"Saya berangkat dari anak kampung yang tidak punya apa-apa," kata remaja bertinggi badan 183 cm itu, saat ditemui, Rabu (2/10) di Sidoarjo.Anak pasangan Heri Supriyanto (48) dan Murminah (48) ini merintis belajar sepakbola di kampung halamannya, Grobongan, sejak ia masih duduk di kelas 4 SD.
"Waktu itu saya ikut SSB kampung, ditambah aktif ikut memperkuat tim sepakbola kampung dan bertanding di berbagai turnamen," kata Ravi yang sudah mulai menekuni sebagai penjaga gawang sejak kelas 5 SD.Lantaran menginginkan kemampuan yang lebih bagus, ia mencoba masuk SSB Tugu Muda Semarang.
Saat itulah kesulitan mulai menghadang, sebagai anak orang tidak mampu, ia mengalami kesulitan dalam hal transportasi dari Grobogan ke Semarang, yang berjarak puluhan kilometer. "Bapak saya waktu itu bekerja sebagai pemungut botol dari kampung ke kampung, jadi kami terkendala biaya untuk pergi dan pulang latihan," cerita Ravi.

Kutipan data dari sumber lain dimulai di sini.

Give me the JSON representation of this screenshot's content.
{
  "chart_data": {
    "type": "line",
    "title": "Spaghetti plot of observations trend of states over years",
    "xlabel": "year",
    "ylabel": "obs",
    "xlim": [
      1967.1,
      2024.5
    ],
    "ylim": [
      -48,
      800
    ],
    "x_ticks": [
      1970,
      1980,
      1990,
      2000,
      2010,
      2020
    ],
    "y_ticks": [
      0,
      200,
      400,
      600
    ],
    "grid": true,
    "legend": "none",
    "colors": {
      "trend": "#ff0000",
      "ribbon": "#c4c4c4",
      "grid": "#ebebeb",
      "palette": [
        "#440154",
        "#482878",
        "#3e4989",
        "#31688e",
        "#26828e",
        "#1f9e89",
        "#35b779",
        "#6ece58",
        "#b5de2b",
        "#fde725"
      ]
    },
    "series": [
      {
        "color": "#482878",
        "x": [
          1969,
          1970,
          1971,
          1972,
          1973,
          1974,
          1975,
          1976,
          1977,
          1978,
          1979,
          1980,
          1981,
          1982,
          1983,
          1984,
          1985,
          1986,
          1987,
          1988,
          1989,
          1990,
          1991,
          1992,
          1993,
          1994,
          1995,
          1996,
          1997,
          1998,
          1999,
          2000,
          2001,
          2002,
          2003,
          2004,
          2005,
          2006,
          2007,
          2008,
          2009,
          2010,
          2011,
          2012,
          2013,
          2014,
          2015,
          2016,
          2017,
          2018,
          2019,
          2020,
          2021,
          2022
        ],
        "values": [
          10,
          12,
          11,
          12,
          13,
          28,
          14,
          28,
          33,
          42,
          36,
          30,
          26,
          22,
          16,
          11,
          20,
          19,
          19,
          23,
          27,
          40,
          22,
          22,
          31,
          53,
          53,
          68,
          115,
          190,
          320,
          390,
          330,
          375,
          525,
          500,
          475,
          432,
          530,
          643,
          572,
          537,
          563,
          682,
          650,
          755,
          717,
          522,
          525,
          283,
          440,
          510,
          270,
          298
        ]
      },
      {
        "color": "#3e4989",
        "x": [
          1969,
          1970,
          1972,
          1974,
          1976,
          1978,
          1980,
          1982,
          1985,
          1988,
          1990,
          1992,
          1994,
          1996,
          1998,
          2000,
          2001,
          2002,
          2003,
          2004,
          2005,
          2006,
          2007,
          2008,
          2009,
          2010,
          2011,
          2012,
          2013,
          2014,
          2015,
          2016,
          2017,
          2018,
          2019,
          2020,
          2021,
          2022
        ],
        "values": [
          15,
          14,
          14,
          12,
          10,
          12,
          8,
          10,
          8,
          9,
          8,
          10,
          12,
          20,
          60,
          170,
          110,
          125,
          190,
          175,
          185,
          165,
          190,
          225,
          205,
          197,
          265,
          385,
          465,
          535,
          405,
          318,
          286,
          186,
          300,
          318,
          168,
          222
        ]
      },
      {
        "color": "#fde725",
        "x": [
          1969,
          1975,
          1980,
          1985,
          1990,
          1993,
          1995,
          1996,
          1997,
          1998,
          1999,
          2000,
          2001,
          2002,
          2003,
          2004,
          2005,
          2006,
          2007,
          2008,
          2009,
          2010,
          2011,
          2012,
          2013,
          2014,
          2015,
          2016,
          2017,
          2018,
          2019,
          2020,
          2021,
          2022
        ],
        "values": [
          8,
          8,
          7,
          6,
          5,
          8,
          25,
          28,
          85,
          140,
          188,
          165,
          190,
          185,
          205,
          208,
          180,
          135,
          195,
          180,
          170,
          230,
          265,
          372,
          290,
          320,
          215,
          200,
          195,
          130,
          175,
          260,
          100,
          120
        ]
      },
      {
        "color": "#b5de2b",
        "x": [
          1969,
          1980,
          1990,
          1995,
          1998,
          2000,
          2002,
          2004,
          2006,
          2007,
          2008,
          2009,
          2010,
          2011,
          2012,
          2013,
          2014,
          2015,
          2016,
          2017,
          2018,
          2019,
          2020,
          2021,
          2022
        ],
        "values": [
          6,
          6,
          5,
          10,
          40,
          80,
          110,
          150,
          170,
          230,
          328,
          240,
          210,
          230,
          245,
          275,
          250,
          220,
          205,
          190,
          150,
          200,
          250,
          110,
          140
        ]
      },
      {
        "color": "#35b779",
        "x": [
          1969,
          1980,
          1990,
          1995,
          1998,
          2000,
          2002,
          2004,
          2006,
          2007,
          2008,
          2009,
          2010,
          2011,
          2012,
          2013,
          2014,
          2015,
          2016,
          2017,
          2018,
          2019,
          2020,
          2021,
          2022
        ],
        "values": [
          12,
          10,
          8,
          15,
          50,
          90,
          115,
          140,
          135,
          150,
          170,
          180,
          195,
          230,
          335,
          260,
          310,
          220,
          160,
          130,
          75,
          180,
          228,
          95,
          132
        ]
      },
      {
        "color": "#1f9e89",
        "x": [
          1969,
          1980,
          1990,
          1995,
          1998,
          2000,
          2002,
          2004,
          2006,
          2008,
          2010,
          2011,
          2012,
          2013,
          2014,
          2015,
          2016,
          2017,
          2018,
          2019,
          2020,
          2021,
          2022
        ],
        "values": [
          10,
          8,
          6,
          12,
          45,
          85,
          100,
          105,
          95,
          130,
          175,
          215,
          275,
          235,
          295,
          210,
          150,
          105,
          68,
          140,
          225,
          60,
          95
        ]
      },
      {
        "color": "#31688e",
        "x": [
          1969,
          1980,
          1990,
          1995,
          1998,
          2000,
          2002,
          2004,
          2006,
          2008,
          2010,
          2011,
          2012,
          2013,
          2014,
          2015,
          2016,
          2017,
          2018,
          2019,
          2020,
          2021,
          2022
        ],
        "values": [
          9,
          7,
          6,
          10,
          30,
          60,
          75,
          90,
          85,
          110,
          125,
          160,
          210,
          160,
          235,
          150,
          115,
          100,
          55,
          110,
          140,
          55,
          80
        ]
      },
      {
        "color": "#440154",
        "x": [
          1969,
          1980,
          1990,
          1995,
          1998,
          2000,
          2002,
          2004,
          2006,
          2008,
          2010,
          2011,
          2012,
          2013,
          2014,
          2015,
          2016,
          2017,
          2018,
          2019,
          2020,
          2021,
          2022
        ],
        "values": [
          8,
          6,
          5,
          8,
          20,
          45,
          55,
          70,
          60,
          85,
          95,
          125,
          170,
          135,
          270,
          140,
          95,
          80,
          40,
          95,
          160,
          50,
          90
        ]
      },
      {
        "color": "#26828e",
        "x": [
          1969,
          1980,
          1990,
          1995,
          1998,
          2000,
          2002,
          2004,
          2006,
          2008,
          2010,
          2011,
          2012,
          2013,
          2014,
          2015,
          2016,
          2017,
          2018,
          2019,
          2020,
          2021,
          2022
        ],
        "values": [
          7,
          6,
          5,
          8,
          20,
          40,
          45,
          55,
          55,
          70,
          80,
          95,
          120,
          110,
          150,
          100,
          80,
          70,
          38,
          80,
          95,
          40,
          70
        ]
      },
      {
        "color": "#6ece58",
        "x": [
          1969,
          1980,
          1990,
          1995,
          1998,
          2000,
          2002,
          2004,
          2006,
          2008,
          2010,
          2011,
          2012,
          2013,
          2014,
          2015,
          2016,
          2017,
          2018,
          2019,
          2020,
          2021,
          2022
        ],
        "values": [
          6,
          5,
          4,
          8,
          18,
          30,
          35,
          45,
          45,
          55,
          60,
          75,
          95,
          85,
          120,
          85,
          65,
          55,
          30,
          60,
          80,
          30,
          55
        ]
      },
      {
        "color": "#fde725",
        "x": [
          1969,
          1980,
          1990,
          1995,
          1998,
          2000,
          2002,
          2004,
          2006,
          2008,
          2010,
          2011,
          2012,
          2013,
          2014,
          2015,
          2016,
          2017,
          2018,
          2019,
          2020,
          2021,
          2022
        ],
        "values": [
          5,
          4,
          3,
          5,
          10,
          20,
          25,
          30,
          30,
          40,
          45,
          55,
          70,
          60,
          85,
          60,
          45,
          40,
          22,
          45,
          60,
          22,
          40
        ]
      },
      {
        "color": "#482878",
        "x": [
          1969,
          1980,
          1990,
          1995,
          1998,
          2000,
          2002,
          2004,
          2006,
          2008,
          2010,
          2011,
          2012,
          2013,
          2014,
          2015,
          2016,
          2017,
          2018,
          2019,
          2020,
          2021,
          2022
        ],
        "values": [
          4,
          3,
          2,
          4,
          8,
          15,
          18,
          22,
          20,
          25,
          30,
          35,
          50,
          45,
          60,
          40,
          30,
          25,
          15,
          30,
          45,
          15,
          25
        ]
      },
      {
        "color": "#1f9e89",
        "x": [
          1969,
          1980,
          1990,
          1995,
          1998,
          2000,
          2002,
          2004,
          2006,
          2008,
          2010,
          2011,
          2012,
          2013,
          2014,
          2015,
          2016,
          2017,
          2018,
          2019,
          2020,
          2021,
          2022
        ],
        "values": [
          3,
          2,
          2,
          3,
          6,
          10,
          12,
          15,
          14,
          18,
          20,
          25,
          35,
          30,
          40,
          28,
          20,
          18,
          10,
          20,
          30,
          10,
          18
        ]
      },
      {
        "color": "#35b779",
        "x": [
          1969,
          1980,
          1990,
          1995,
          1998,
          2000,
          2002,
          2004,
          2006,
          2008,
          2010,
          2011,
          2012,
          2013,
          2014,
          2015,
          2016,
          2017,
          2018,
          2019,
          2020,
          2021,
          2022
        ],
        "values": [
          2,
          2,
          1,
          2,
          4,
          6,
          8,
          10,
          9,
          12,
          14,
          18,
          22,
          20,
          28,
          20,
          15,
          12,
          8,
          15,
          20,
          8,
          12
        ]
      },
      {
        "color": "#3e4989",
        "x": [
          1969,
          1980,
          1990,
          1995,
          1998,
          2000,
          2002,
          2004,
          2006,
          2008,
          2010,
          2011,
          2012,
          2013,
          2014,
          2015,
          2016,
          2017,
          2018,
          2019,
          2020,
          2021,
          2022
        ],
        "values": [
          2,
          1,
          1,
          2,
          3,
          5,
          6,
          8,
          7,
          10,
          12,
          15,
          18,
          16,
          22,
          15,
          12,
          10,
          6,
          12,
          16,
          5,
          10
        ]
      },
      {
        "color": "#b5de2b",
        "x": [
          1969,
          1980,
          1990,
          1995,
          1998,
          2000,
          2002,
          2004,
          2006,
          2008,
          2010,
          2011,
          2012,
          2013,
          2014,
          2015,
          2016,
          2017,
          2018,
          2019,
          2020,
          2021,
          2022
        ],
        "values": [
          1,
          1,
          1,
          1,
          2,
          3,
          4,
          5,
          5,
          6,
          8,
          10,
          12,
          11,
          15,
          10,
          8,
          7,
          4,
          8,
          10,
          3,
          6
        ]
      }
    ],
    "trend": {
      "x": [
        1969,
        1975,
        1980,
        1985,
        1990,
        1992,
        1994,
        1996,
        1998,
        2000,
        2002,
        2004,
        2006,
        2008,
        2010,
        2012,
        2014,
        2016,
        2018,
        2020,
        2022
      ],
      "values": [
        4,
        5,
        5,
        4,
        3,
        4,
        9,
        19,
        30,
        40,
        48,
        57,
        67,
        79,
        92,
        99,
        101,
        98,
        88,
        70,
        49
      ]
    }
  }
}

Ia masih ingat, bagaimana perjuangannya sepulang sekolah menuju tempat latihan di Semarang, sementara ia hanya dibekali uang Rp8.000 untuk ongkos angkutan kota pergi dan pulang. "Jadi, di tempat latihan tidak bisa beli makan atau minum. Kecuali pas ada teman yang baik yang traktir, baru bisa makan," kenang Ravi yang meski menghadapi tantangan sedemikian rupa, sama sekali tak menyurutkan semangatnya untuk berlatih.Bahkan bungsu dari tiga bersaudara ini punya cerita mengharukan. Suatu ketika, seusai sesi latihan ia harus agak kemalaman, padahal angkutan umum dari Semarang menuju Grobogan sudah tak ada. Akibatnya, ia harus jalan kaki bahkan diselingi berlari untuk sampai ke rumahnya. "Selesai latihan jam 17.00 sore, sampai rumah pukul 21.00 malam," kenangnya lagi.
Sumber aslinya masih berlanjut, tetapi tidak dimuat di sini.